Michail en eut le souffle coupé. Cette somme représentait trois fois son revenu annuel. – Je vais y réfléchir – répondit-il. – Ne traînez pas. Une offre pareille ne se répète pas. Le soir, il en parla à Anna Vassilievna.
– On m’a proposé deux millions pour le terrain de grand-père. Elle hocha la tête : – Je sais. Ce Aleksandr achète tout ici. – On dit qu’il veut construire une station de vacances. – Et que ferait ton grand-père ? Il l’aurait vendu, lui ?
– Jamais. Iégor Ivanovitch disait toujours : « Cette terre est pour l’âme, pas pour le profit. » Depuis des mois, Michail rêvait d’y construire un sauna et un ponton pour que la famille puisse venir. – Je n’ai pas d’enfants.
– Tu en auras.
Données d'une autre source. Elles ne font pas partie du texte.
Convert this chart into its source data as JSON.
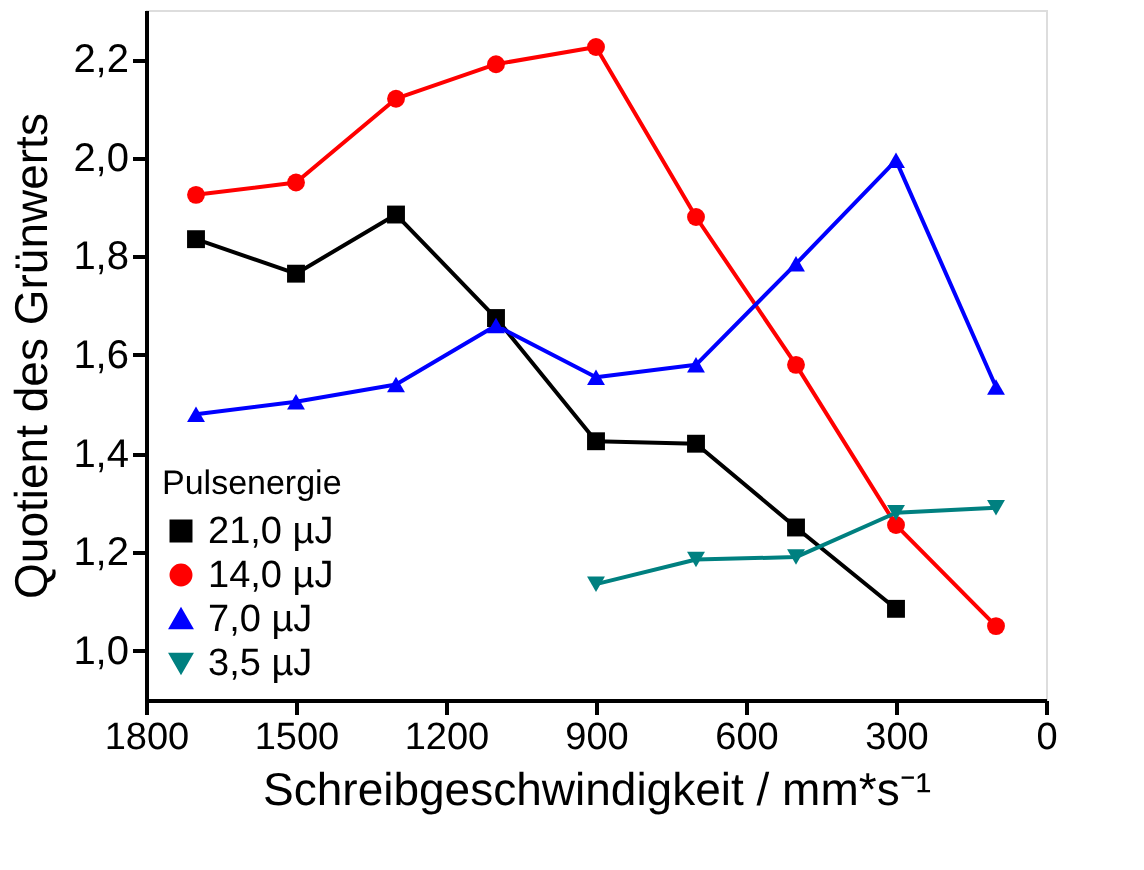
{
  "chart_data": {
    "type": "line",
    "xlabel": "Schreibgeschwindigkeit / mm*s⁻¹",
    "ylabel": "Quotient des Grünwerts",
    "legend_title": "Pulsenergie",
    "legend": "bottom left",
    "grid": false,
    "xlim": [
      1800,
      0
    ],
    "xticks": [
      1800,
      1500,
      1200,
      900,
      600,
      300,
      0
    ],
    "ylim": [
      0.9,
      2.3
    ],
    "yticks": [
      {
        "value": 1.0,
        "label": "1,0"
      },
      {
        "value": 1.2,
        "label": "1,2"
      },
      {
        "value": 1.4,
        "label": "1,4"
      },
      {
        "value": 1.6,
        "label": "1,6"
      },
      {
        "value": 1.8,
        "label": "1,8"
      },
      {
        "value": 2.0,
        "label": "2,0"
      },
      {
        "value": 2.2,
        "label": "2,2"
      }
    ],
    "series": [
      {
        "name": "21,0 µJ",
        "color": "#000000",
        "marker": "square",
        "x": [
          1700,
          1500,
          1300,
          1100,
          900,
          700,
          500,
          300
        ],
        "values": [
          1.835,
          1.765,
          1.885,
          1.675,
          1.425,
          1.42,
          1.25,
          1.085
        ]
      },
      {
        "name": "14,0 µJ",
        "color": "#ff0000",
        "marker": "circle",
        "x": [
          1700,
          1500,
          1300,
          1100,
          900,
          700,
          500,
          300,
          100
        ],
        "values": [
          1.925,
          1.95,
          2.12,
          2.19,
          2.225,
          1.88,
          1.58,
          1.255,
          1.05
        ]
      },
      {
        "name": "7,0 µJ",
        "color": "#0000ff",
        "marker": "triangle",
        "x": [
          1700,
          1500,
          1300,
          1100,
          900,
          700,
          500,
          300,
          100
        ],
        "values": [
          1.48,
          1.505,
          1.54,
          1.66,
          1.555,
          1.58,
          1.785,
          1.995,
          1.535
        ]
      },
      {
        "name": "3,5 µJ",
        "color": "#008080",
        "marker": "triangle-down",
        "x": [
          900,
          700,
          500,
          300,
          100
        ],
        "values": [
          1.135,
          1.185,
          1.19,
          1.28,
          1.29
        ]
      }
    ]
  }
}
Et un jour, ils te demanderont : « Où est la terre de grand-père ? » Que répondras-tu ? Michail resta silencieux. Anna avait raison. Quelques jours plus tard, Viktor revint avec un dossier.
– Tiens – dit-il en jetant les papiers sur la table. – Je lance un procès. – Tu veux contester la propriété ? Michail parcourut rapidement les documents. La formulation juridique était complexe, mais le message était clair. – Sur quelle base ?
– Grand-père n’était plus sain d’esprit à la fin. – Il y a des témoins. – Et où est la preuve qu’il a acheté ce terrain lui-même ? – Tu insinues qu’on a abusé de sa confiance ? – Vrai ou faux – c’est la justice qui tranchera.
En attendant, le terrain est gelé. Impossible de construire ou de vendre. Après le départ de son oncle, Michail monta dans le bateau et rama vers le terrain. Une demi-heure plus tard, il y arriva.
Le paysage était superbe – baie protégée, plage de sable. Il imagina son grand-père, seul, rêvant d’une maison où toute la famille se réunirait. Ses proches ne voyaient que l’argent. « Iégor Ivanovitch avait trouvé ici la paix. » Michail se retourna.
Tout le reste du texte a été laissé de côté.